WIRED recently reported on a separate network of AI-generated clickbait farms, run by Serbian DJ Nebojša Vujinović Vujo. While he was forthcoming about his motivations, Vujo did not provide granular details about how his network—which also includes former US-based local news outlets—operates. Eastin and Abraham’s work fills in some of the blanks about what this type of operation looks like, and how difficult it can be to identify who runs these moneymaking gambits. “For the most part, these are anonymously run,” Sadeghi says. “They use special services when they register domains to hide their identity.”
That’s something Abraham and Eastin want to change. They have hopes that their work might help regular people think critically about how the news they see is sourced, and that it may be instructive for lawmakers thinking about what kinds of guardrails might improve our information ecosystem. In addition to looking into the origins of the Clayton County Register’s strange transformation, the pair have been investigating additional instances of AI-generated content mills, and are already working on their next report. “I think it’s very important that we have a reality we all agree on, that we know who is behind what we’re reading,” Abraham says. “And we want to bring attention to the amount of work we’ve done just to get this much information.”

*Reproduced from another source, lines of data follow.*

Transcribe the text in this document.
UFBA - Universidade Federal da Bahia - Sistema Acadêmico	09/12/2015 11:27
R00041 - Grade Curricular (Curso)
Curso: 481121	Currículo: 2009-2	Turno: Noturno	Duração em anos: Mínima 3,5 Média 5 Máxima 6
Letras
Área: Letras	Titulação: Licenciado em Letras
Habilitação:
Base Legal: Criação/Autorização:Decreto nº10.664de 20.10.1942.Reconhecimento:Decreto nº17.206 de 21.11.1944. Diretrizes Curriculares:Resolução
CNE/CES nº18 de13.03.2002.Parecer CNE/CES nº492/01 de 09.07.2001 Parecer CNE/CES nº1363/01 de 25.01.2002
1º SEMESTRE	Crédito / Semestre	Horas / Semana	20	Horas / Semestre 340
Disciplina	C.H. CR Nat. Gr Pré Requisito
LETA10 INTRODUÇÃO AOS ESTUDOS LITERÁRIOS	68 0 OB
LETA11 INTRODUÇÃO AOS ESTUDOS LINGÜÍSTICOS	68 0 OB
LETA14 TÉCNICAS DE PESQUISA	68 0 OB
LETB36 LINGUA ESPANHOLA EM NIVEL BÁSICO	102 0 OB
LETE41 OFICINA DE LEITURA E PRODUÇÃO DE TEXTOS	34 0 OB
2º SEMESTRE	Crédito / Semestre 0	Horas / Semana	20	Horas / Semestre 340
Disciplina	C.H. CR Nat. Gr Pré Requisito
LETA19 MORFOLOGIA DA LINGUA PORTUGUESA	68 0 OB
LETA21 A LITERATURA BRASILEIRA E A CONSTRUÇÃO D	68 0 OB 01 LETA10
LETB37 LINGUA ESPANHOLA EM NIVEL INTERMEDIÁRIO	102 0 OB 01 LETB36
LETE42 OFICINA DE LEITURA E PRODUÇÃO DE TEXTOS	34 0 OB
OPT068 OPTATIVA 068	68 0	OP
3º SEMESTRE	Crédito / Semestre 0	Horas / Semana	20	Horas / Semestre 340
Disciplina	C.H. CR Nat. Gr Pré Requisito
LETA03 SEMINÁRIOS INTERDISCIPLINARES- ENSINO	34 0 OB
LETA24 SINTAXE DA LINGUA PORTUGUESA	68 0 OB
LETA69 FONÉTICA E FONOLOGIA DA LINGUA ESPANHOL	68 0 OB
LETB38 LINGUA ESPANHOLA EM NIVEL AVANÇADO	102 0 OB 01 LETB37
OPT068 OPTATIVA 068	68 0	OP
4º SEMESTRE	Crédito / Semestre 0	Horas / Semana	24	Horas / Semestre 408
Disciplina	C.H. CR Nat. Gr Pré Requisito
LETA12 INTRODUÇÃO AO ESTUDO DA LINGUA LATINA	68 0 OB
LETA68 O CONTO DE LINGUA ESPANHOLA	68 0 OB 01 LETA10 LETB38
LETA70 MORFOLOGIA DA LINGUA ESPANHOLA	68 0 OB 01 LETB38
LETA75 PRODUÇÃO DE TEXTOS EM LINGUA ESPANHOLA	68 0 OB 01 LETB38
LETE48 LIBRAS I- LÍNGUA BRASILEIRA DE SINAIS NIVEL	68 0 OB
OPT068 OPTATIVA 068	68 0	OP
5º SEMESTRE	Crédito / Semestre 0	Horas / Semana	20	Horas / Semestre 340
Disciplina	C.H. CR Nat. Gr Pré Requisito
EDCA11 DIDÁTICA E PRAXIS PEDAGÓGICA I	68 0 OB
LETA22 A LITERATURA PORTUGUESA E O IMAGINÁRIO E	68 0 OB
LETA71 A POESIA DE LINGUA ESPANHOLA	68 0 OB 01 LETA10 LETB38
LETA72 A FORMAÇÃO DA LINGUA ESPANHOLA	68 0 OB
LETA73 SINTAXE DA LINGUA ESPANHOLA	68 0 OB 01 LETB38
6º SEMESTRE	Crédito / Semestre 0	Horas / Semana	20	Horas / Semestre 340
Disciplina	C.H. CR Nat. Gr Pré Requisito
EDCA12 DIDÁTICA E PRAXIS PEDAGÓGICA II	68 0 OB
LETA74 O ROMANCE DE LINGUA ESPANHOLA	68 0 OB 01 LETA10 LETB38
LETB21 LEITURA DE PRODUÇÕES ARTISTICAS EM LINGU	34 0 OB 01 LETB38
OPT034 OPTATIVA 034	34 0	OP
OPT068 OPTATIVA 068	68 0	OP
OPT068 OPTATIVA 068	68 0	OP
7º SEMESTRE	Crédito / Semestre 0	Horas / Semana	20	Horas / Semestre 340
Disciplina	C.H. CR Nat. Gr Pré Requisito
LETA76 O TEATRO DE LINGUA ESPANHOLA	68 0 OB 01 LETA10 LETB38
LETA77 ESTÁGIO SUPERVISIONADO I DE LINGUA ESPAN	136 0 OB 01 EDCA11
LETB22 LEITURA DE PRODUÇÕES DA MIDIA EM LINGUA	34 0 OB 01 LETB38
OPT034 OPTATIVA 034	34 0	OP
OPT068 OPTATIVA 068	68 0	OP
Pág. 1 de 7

Other researchers agree. “This sort of work is of great interest to me, because it’s demystifying actual use cases of generative AI,” says Emerson Brooking, a resident fellow at the Atlantic Council’s Digital Forensic Research Lab. While there’s valid concern about how AI might be used as a tool to spread political misinformation, this network demonstrates how content mills are likely to focus on uncontroversial topics when their primary aim is generating traffic-based income. “This report feels like it is an accurate snapshot of how AI is actually changing our society so far—making everything a little bit more annoying.”